Immetas Therapeutics nabs $11M Series A to narrow their bispecific work targeting inflammation in age-related diseases
How does a biotech celebrate its two-year anniversary? For Immetas Therapeutics, it’s with an $11 million Series A round and a game plan to fight age-related disease.
Co-founders Gene Wang and David Sinclair came together years ago around the idea that inflammation is the ultimate process driving age-related illnesses, including cancer. The duo launched Immetas in 2018 and packed the staff with industry experts. Wang, who says he’s always had an entrepreneurial spirit, has held lead roles at Novartis, GSK, Bristol Myers Squibb and Merck. He’s worked on blockbuster drugs like Humira, Gardasil, Varubi and Zolinza. And now, he’s channeling that spirit as CEO.
Sinclair, scientific advisor, was named by Time as one of its “50 Most Influential People in Healthcare,” and director of Harvard University’s Paul F. Glenn Center for Biology of Aging Research. He also helped found Sirtris, the biotech that GlaxoSmithKline bought in 2008 for $720 million in cash, then shut down five years later. Immetas CSO Jonah Rainey’s resume includes leading AstraZeneca’s bispecific team.
The financing round — from Morningside Ventures — will be used for “engineering the weapon” against cancer and osteoarthritis, Wang said.
Age-specific cancer incidence rates spike in the 55- to 59-year-old cohort, with the highest incidence rates in 85- to 89-year-olds, he pointed out in a Zoom interview. “So aging has a significant role in the pathogenesis of cancer and progression of cancer. And that’s what we’re focusing on,” he said of the company’s lead program.

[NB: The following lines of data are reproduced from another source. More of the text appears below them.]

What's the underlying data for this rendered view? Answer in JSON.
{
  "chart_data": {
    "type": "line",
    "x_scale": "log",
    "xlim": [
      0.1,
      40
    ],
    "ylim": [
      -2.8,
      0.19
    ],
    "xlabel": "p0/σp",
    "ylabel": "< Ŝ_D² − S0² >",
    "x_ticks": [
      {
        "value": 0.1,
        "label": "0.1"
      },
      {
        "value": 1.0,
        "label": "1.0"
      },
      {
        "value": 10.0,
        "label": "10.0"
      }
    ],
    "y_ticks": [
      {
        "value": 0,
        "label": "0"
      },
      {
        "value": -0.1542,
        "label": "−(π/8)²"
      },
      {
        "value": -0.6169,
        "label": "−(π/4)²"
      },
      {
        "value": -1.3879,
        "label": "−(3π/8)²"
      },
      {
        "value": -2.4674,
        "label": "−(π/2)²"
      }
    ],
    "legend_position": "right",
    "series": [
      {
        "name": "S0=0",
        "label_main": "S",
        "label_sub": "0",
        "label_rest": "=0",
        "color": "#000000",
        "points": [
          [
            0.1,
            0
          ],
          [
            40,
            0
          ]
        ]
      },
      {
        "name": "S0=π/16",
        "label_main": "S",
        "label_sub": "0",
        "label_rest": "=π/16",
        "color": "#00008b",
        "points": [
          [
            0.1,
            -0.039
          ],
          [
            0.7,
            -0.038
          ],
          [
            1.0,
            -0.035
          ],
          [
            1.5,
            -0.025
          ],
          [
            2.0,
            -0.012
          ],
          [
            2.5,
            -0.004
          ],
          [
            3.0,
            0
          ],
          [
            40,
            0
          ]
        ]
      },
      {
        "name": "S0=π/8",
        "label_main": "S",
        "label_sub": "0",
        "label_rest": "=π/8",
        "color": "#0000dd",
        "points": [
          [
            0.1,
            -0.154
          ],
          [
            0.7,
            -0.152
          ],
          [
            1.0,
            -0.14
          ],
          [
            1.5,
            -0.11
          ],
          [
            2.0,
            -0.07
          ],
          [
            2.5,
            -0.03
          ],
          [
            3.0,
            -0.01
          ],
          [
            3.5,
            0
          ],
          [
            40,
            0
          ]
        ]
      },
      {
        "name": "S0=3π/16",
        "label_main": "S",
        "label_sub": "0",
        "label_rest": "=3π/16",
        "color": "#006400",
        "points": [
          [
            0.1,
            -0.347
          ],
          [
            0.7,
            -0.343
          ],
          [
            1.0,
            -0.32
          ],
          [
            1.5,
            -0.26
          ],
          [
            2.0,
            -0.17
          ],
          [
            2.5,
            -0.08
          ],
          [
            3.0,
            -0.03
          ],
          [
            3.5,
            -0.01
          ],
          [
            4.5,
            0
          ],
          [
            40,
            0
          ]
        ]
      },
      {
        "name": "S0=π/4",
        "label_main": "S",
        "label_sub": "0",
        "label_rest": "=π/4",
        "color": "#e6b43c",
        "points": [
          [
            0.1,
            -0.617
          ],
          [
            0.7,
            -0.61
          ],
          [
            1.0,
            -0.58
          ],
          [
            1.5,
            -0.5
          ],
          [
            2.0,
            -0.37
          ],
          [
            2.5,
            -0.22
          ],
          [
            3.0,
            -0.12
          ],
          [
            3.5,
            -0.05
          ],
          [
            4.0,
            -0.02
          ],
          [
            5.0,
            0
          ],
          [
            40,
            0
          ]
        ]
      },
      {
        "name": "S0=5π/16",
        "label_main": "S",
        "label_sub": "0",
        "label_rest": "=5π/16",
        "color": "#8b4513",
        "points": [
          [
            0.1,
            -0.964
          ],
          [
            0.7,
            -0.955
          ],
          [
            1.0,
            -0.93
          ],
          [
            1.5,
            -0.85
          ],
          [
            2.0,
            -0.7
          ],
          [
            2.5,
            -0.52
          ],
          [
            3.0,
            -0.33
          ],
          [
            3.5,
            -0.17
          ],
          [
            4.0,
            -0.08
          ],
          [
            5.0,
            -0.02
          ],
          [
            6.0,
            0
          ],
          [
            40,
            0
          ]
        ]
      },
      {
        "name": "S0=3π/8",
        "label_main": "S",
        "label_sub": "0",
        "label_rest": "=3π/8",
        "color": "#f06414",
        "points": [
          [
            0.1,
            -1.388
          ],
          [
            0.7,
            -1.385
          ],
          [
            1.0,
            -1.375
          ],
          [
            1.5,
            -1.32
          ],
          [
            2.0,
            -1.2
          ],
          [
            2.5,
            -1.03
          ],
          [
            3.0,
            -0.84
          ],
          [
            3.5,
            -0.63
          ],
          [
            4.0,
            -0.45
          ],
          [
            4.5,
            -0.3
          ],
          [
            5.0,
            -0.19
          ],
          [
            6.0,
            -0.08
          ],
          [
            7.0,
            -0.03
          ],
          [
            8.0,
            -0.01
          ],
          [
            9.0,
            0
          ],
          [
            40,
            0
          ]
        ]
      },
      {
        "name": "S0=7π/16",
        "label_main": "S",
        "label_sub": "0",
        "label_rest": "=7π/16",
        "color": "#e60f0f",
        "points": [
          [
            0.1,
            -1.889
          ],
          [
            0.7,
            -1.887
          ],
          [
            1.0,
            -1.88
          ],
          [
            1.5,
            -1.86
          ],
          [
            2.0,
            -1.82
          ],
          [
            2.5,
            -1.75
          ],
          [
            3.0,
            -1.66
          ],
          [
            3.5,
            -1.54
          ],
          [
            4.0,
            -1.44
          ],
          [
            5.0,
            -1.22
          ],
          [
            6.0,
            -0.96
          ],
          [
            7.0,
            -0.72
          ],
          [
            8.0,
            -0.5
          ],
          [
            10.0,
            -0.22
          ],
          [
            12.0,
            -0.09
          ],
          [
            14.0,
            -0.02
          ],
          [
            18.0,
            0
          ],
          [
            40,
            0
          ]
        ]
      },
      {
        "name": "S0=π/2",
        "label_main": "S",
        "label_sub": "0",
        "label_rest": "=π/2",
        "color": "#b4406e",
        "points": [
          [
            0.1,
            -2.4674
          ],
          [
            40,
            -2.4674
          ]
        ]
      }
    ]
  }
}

The NJ-based biotech has six bispecific candidates targeting “control of inflammation in the tumor microenvironment as a way to overcome the resistance to immune checkpoint therapy,” Wang said. The candidates are designed to block pro-inflammatory pathways in the tumor microenvironment, fighting cells that promote cancer growth and suppress immune response.
“Cancer immunotherapy … specifically in checkpoint therapy, revolutionized cancer treatment in recent years, as you know. But there’s still a large unmet medical need and many cancer types we call cold tumors, right, they do not respond,” Wang said. “So vast majorities of patients with cancer still do not benefit with traditional cancer immunotherapy,” he added later.
In osteoarthritis, synovial inflammation leads to cartilage erosion, Wang explained. Immetas is working on an intra-articular injection that could mute macrophage and lymphocyte activity, and downregulate pro-inflammatory cytokine levels.
By the end of the year, researchers plan to narrow the six candidates in preclinical development for age-related cancer down to one. The company could submit an IND application for the winner in early 2022, according to Wang.